Rep. Jerry Weller (R-Ill.) is set to announce his retirement in the near future, two Republican sources tell the Tribune. One of the sources said the announcement could come as early as tomorrow.
Weller's spokesman did immediately not return a call seeking comment.
Weller, a seven-term incumbent, has faced questions about his re-election intentions all month, following a Tribune investigation that revealed he failed to disclose several land transactions in Nicaragua on his congressional ethics forms.
The Tribune also reported last week that a charity formed by Weller's wife, Zury Rios de Weller of Guatemala, raised questions about whether Weller could legally exclude her assets from his congressional filings.
As noted above, Weller's district, Illinois 11th (Western Chicago suburbs and some of Central Illinois), is only marginally Republican in its make up. According to the Cook Political Report's Partisan Voting Index it leans only about a point more Republican than the nation as a whole in presidential elections. As the Report (subsription required; .pdf) noted back in May, "[T]his is not a safely Republican district. There are 38 Democrats who sit in districts that have a PVI equal to or more Republican than this one." What's more, the Report also pointed out that Will County, which makes up about half of the district's vote, has seen a shift in recent years from the Republicans to the Democrats, with Rod Blagojevich, for instance, increasing his vote share from 44 percent to 52 percent in the county from 2002 to 2006.
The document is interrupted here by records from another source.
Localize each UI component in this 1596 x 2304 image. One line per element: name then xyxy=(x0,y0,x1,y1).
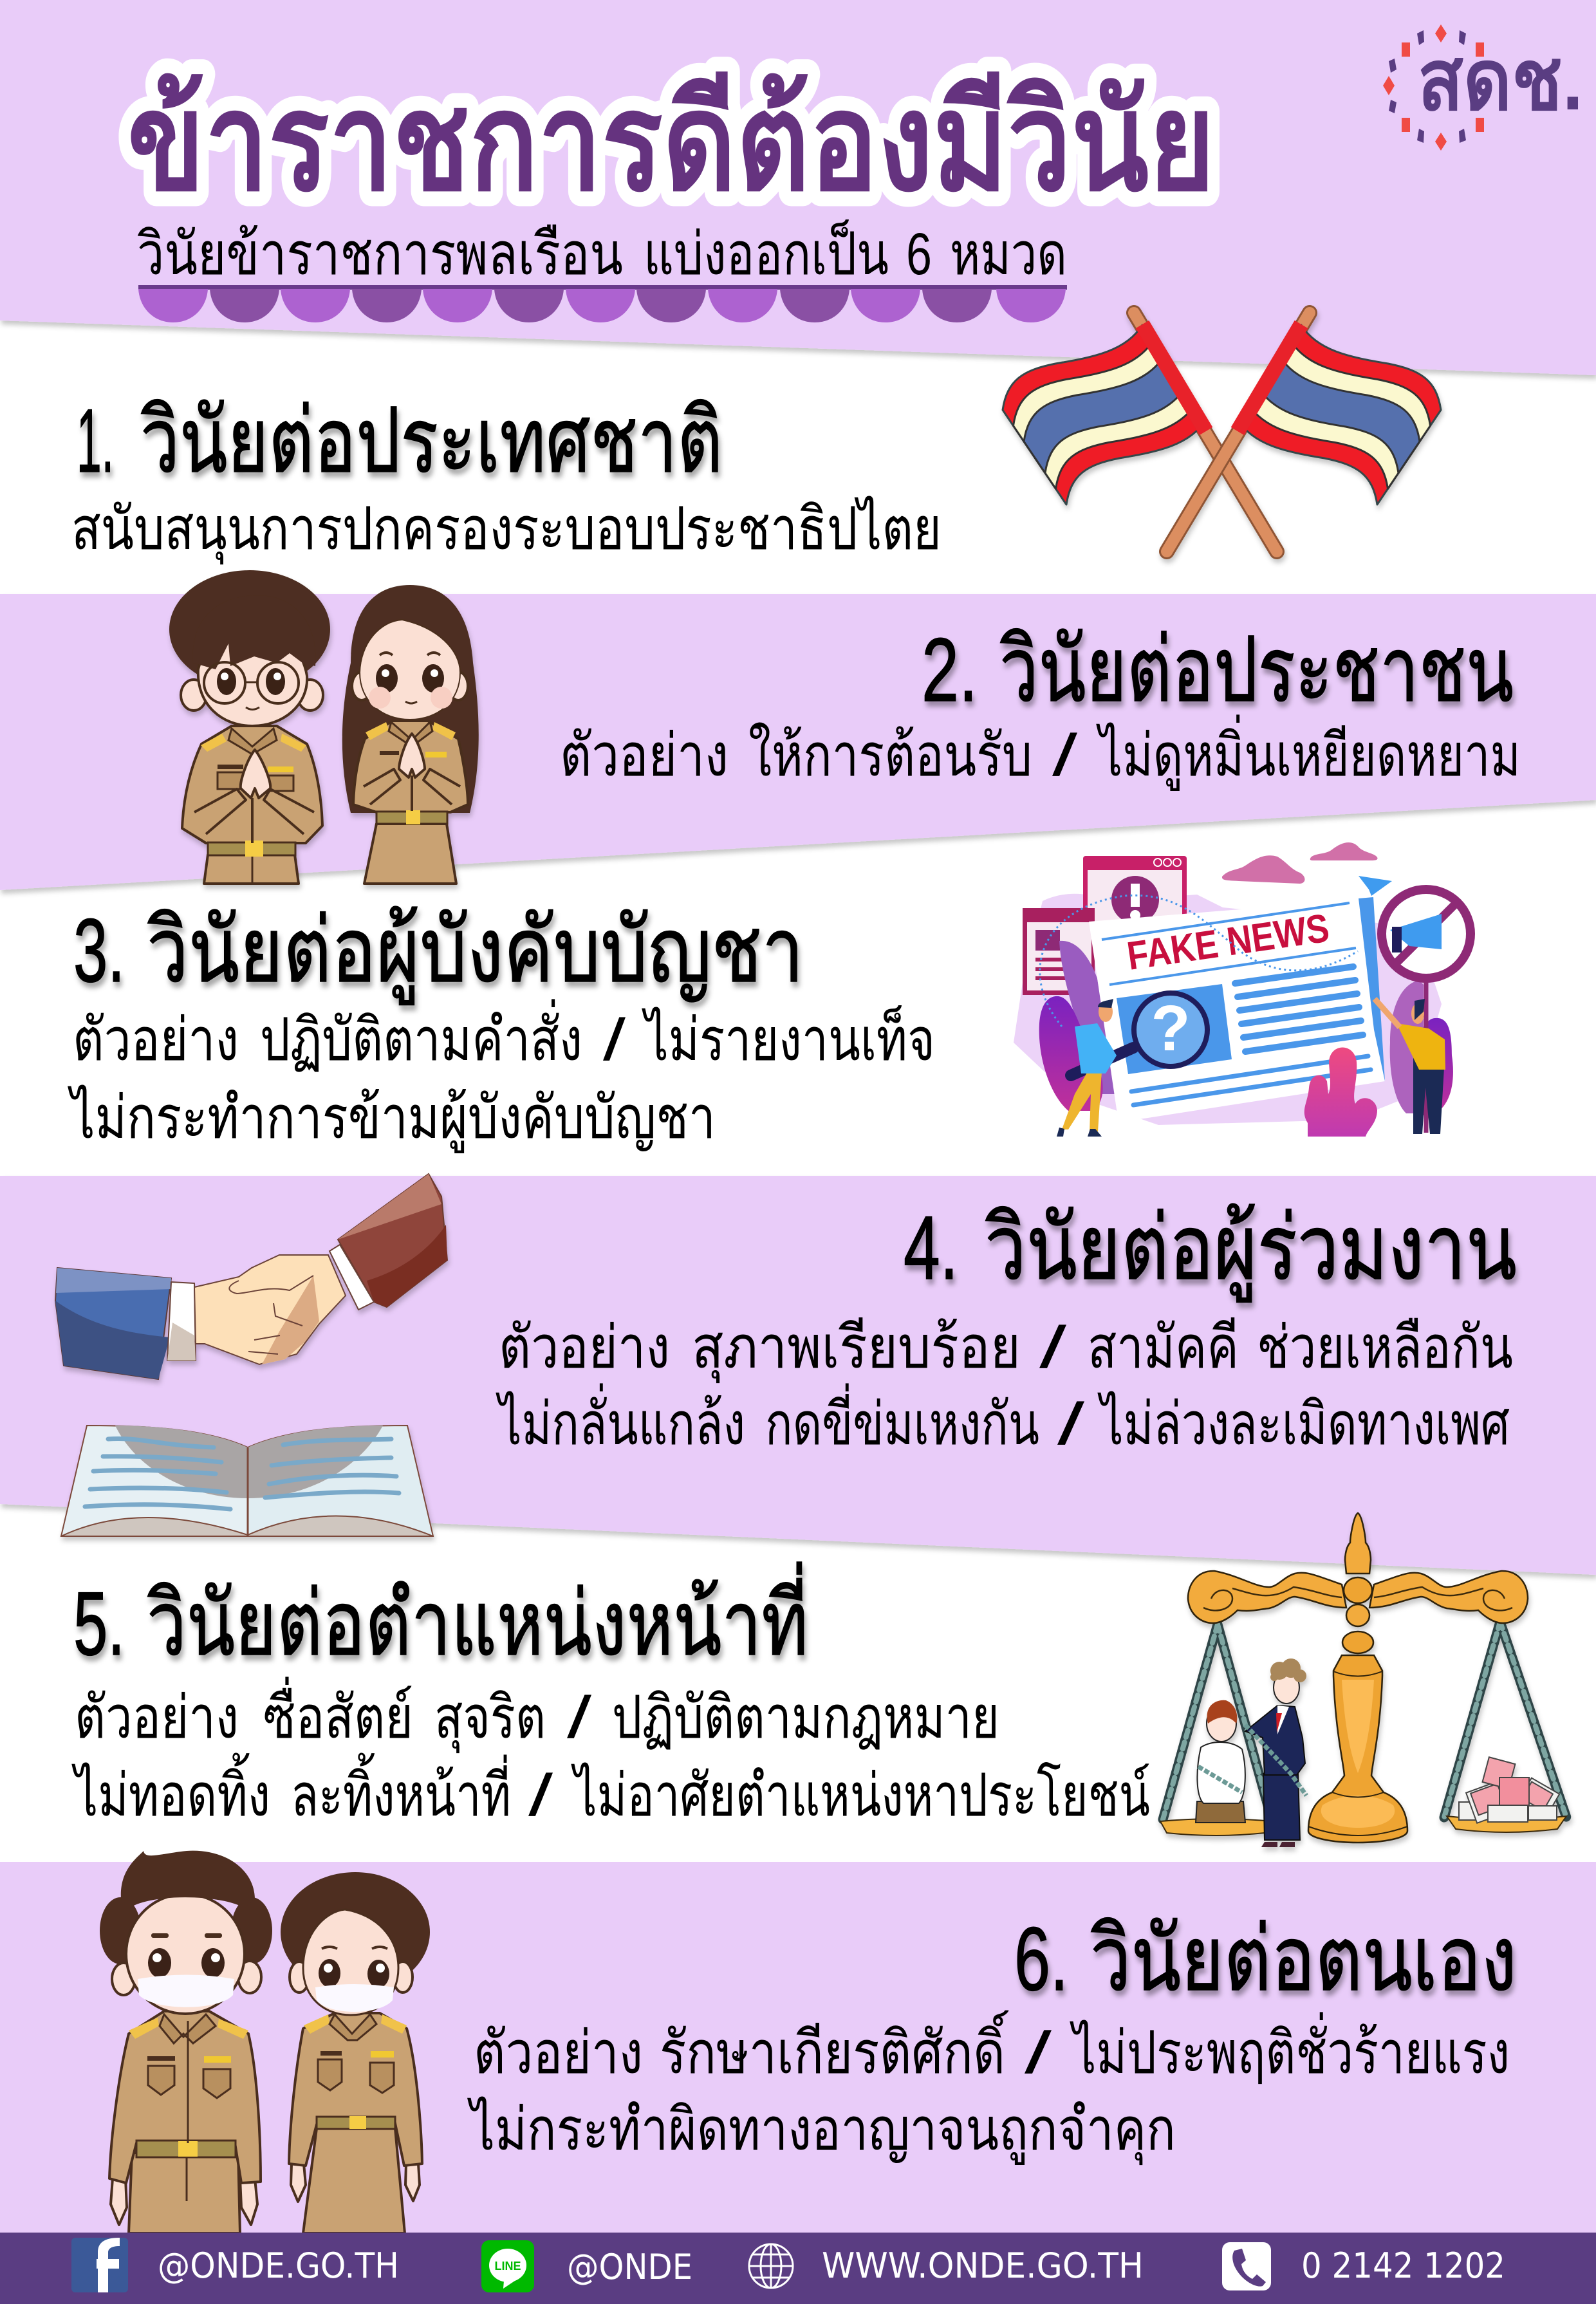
text: section 5 body line 1: ตัวอย่าง xyxy=(75,1685,239,1751)
text: line handle: @ONDE xyxy=(567,2247,692,2287)
chains xyxy=(1163,1622,1566,1819)
icon: phone xyxy=(1222,2242,1271,2290)
subtitle: วินัยข้าราชการพลเรือน xyxy=(137,221,623,287)
subtitle: หมวด xyxy=(950,221,1067,287)
text: section 6 body line 2: ไม่กระทำผิดทางอาญาจนถูกจำคุก xyxy=(467,2097,1176,2166)
subtitle: 6 xyxy=(906,221,932,287)
picture box xyxy=(1117,984,1232,1074)
icon: line xyxy=(481,2240,534,2292)
text: section 5 body line 2 xyxy=(71,1752,1150,1828)
heading 5: วินัยต่อตำแหน่งหน้าที่ xyxy=(147,1562,808,1674)
title: ข้าราชการดีต้องมีวินัย xyxy=(127,66,1215,218)
central column xyxy=(1345,1513,1371,1574)
text: section 5 body line 2: ไม่ทอดทิ้ง xyxy=(71,1752,270,1828)
masked woman xyxy=(281,1872,430,2233)
text: section 2 body: ให้การต้อนรับ xyxy=(748,723,1032,788)
heading 3: 3. xyxy=(73,900,125,1001)
heading 5 xyxy=(73,1562,808,1674)
open book xyxy=(61,1426,433,1536)
no megaphone sign xyxy=(1382,889,1471,1133)
boy with glasses xyxy=(169,570,330,884)
text: section 2 body: / xyxy=(1052,723,1078,788)
text: website: WWW.ONDE.GO.TH xyxy=(822,2245,1144,2286)
text: section 5 body line 2: / xyxy=(528,1763,553,1828)
logo: ONDE xyxy=(1383,24,1583,151)
text: section 5 body line 1: / xyxy=(567,1685,592,1751)
text: section 5 body line 1 xyxy=(75,1677,999,1754)
newspaper xyxy=(1089,900,1385,1122)
text: section 3 body line 1: ปฏิบัติตามคำสั่ง xyxy=(260,999,582,1073)
text: section 4 body line 2: / xyxy=(1057,1391,1085,1457)
illustration: fake news xyxy=(1014,842,1471,1137)
text: facebook handle: @ONDE.GO.TH xyxy=(158,2245,399,2286)
clouds xyxy=(1222,855,1305,884)
white cuff xyxy=(167,1282,196,1361)
subtitle xyxy=(137,219,1067,287)
icon: line: LINE xyxy=(494,2260,521,2272)
icon: globe xyxy=(749,2244,793,2288)
headline: FAKE NEWS xyxy=(1124,906,1332,979)
text: section 2 body xyxy=(560,714,1521,791)
panel: discipline 2 band xyxy=(0,594,1596,890)
red sleeve xyxy=(338,1174,447,1307)
scale pans xyxy=(1160,1819,1272,1835)
text: section 3 body line 1 xyxy=(73,999,935,1073)
text: section 4 body line 1: / xyxy=(1039,1315,1067,1380)
icon: facebook xyxy=(71,2238,128,2292)
money pile xyxy=(1459,1757,1559,1823)
text: section 5 body line 2: ไม่อาศัยตำแหน่งหาประโยชน์ xyxy=(571,1762,1150,1828)
flag poles xyxy=(1134,313,1310,552)
text: section 5 body line 1: ซื่อสัตย์ xyxy=(263,1677,413,1751)
suited man xyxy=(1245,1658,1306,1847)
pink plant xyxy=(1304,1048,1377,1137)
footer bar xyxy=(0,2233,1596,2304)
heading 1: 1. xyxy=(77,390,114,491)
illustration: handshake xyxy=(55,1174,447,1536)
article lines xyxy=(1131,967,1371,1105)
panel: discipline 4 band xyxy=(0,1176,1596,1575)
illustration: crossed Thai flags xyxy=(1003,313,1441,552)
subtitle: แบ่งออกเป็น xyxy=(644,219,889,287)
text: section 4 body line 1: ช่วยเหลือกัน xyxy=(1257,1315,1513,1380)
cloud small xyxy=(1310,842,1378,860)
text: phone number: 0 2142 1202 xyxy=(1301,2245,1505,2286)
text: section 5 body line 1: สุจริต xyxy=(434,1685,546,1754)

While this may be one of those rare situations in which it is better for the incumbent party not to have the incumbent on the ballot due to ethics or corruption issues, this news still comes as a blow to the House GOP, which is desperately trying to limit the number of open seat races it must defend -- particularly in highly competitive districts. While the Democrats are no doubt going to need to find a strong candidate to run in the district if they hope to win, I'd probably put money on the Democrats to pick up this seat before I would on the Republicans to hold it.